Il cuoco dei migranti, un “pasto” di umanità

Sui giornali, Alessio Riggio c’è finito già una volta: aveva 17 anni e il giorno prima l’Itala, la sua squadra, si era appena giocata la promozione in Prima categoria. Lui faceva l’attaccante. Al 90° l’arbitro fischiò il rigore. «Vado io», disse ai compagni.

Alessio mise la palla sul dischetto, prese la rincorsa, tirò. Portiere da una parte e palla dall’altra.
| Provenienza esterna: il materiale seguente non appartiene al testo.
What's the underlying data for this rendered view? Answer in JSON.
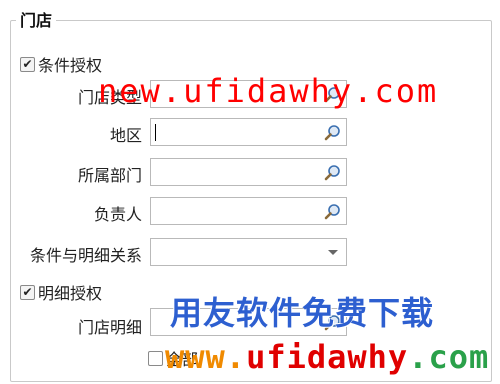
{
  "group": {
    "title": "门店"
  },
  "condition_auth": {
    "label": "条件授权",
    "checked": true,
    "check_glyph": "✔"
  },
  "fields": {
    "store_type": {
      "label": "门店类型",
      "value": ""
    },
    "region": {
      "label": "地区",
      "value": ""
    },
    "department": {
      "label": "所属部门",
      "value": ""
    },
    "owner": {
      "label": "负责人",
      "value": ""
    },
    "relation": {
      "label": "条件与明细关系",
      "value": ""
    },
    "store_detail": {
      "label": "门店明细",
      "value": ""
    }
  },
  "detail_auth": {
    "label": "明细授权",
    "checked": true,
    "check_glyph": "✔"
  },
  "all": {
    "label": "全部",
    "checked": false
  },
  "watermarks": {
    "top": "new.ufidawhy.com",
    "middle": "用友软件免费下载",
    "bottom_w": "www.",
    "bottom_u": "ufidawhy",
    "bottom_c": ".com"
  },
  "icons": {
    "lookup": "magnifier-icon",
    "dropdown": "chevron-down-icon"
  }
}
In tribuna. «All’ultima occasione utile, Riggio fallisce il rigore», scrisse il giorno dopo la Gazzetta del Sud nelle pagine della cronaca di Messina. Poi il cronista aggiunse una postilla, tra parentesi: «Uscito tra i fischi».
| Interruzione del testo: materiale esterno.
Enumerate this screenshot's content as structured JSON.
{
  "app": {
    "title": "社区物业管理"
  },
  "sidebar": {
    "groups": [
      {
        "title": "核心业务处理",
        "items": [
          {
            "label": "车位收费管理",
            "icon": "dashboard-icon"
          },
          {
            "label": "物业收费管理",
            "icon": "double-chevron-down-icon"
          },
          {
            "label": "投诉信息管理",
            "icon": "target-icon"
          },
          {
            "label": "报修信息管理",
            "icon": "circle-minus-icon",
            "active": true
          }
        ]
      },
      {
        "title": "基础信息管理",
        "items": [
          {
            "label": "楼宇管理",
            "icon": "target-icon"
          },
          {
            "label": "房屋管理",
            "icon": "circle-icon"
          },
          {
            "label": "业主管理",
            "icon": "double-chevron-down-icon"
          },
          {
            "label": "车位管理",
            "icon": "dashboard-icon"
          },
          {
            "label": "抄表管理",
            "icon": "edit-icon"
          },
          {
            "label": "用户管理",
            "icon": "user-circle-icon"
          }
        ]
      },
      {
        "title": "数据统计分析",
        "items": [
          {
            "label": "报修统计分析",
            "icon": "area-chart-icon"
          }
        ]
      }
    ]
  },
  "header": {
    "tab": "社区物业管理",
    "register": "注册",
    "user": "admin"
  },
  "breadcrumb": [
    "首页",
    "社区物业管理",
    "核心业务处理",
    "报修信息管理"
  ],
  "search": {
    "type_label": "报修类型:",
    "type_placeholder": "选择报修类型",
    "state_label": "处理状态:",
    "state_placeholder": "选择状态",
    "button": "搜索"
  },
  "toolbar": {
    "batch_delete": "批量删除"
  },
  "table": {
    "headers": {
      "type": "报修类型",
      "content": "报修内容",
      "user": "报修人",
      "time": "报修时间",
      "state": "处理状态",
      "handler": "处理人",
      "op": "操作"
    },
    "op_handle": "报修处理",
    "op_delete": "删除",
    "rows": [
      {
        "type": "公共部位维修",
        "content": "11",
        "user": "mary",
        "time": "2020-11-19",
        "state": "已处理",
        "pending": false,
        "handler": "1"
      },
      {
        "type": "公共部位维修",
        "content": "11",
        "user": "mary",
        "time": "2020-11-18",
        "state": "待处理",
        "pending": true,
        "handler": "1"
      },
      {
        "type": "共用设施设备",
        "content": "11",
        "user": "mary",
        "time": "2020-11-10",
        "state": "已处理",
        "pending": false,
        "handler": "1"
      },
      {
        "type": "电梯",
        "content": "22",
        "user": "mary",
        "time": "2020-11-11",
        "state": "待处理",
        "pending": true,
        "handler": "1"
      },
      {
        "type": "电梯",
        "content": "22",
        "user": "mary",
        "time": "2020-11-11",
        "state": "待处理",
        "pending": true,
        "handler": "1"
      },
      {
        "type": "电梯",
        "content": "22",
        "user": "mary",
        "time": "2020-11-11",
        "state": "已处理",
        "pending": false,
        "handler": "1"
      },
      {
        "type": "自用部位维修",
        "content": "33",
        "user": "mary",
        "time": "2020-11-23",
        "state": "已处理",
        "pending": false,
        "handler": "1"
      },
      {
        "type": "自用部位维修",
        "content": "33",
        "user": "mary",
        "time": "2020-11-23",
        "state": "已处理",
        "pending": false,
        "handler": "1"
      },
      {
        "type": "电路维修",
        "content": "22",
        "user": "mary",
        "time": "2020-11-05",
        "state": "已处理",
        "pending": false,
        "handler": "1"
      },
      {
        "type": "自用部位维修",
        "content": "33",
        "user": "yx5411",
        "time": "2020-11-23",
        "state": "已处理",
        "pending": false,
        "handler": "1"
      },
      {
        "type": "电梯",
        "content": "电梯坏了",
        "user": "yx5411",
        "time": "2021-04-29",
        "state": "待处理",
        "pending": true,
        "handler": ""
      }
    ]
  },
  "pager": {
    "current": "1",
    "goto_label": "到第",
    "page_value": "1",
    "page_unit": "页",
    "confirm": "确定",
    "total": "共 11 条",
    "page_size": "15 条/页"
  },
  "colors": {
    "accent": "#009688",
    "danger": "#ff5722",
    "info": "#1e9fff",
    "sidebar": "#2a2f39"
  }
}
Ma ora che ne ha 32, Alessio non è più quell’attaccante indeciso. “Friggio” come lo chiamano tutti a bordo, è il cuoco di Nave Dattilo della Guardia Costiera. E le idee ce l’ha chiare. Come il sorriso: vero, pulito. «Quando arrivano i migranti, quando i miei colleghi li raccolgono da quei gommoni che stanno a galla per miracolo, io esco dalla cucina e li osservo. Li guardo e penso che è giusto andare a cucinare per loro, dopo tante sofferenze». Capita spesso che dopo aver cucinato per tutti, “Friggio” si sieda a tavola con il comandante. Perché le formalità se le lasciano alle spalle, pensando che in fondo è la sostanza quella che conta. Sulla nave e nella vita. «Il primo impatto che i migranti hanno con l’Italia, l’Europa, siamo noi. Così il nostro ruolo è fondamentale, per la loro sopravvivenza e per far vedere loro chi siamo davvero. Per questo vado a cucinare. Tutti noi facciamo parte di un progetto più grande, che ci rende più orgogliosi», dice Alessio.
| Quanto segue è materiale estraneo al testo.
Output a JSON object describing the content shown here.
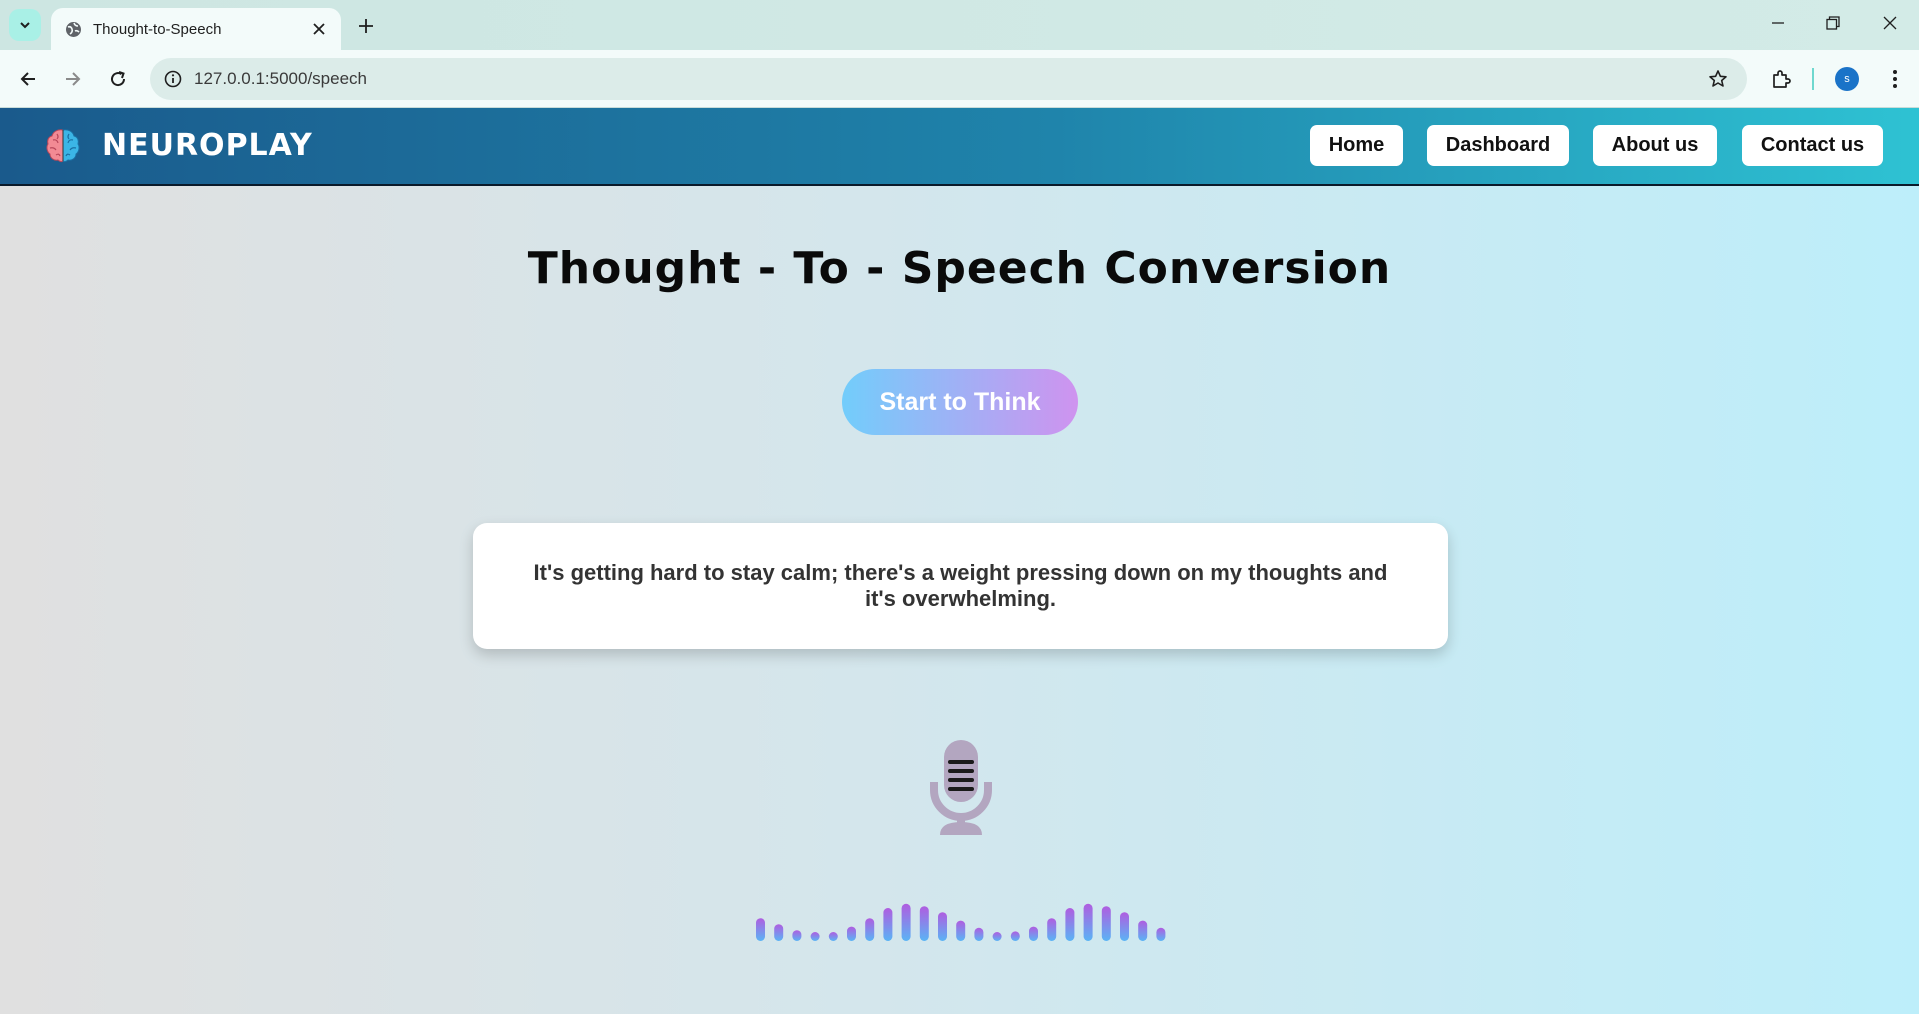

Parole semplici. Che però faticano ad entrare nella testa dei tanti che ancora parlano di immigrazione senza aver mai guardato negli occhi qualcuno di quelli che scendono impauriti e tremanti da un gommone. Alessio è di Scaletta Zanclea, uno dei paesi sulla costa messinese devastati dall’alluvione del 2009, in cui morirono oltre trenta persone. «Casa mia si è salvata, e anche i miei genitori. Ma altri no», dice “Friggio”. E quando ne parla cambia espressione, come se il ricordo di quello scempio, in cui molte sono le colpe degli uomini, accendesse in lui l’interruttore della rabbia. Ma è solo un attimo. Alessio e gli altri ragazzi della cucina - Ciro, Salvo, Marco - sono arrivati a preparare anche duemila pasti al giorno. Significa che inizi la mattina alle 6 e a mezzanotte sei ancora lì che cuoci la pasta e tagli verdure. «Mangiare e sorridere, è questo l’importante».

Ma “Friggio” a bordo non è solo il cuoco. È la presenza immancabile al tavolo da tresette. All’inizio giocava a briscola, fino a quando il precedente comandante disse che solo a quello poteva giocare, perché per il tresette ci vuole l’intelletto. «All’inizio furono mazzate colossali, con conseguente lancio di carte. Poi le cose sono migliorate». E ora, giochi bene? «Il mio è uno stile fortunato», sorride sornione Alessio. Il comandante Morelli la pensa in maniera leggermente diversa e “Friggio” contro il comandante è lo show che va in onda tutte le sere e che nessun programma tv riesce ad oscurare. Tranne quando c’è l’Isola dei famosi. In quel caso è Alessio stesso a mollare le carte ed inseguire il suo sogno: essere tra i concorrenti a Playa Grande.

L’ultimo compleanno a casa, lo ha passato cinque anni fa, tutti gli altri era in mare come ieri. Due torte, tre bottiglie di spumante e una citazione come discorso: «Come disse Garibaldi ai suoi ragazzi a Capua, grazie mille a tutti». Poi “Friggio” si è accorto di aver sbagliato, non era Capua ma Teano. «Dai, metti quella giusta. Però cavolo, quanti baci che ho rimediato» (uscito tra gli applausi).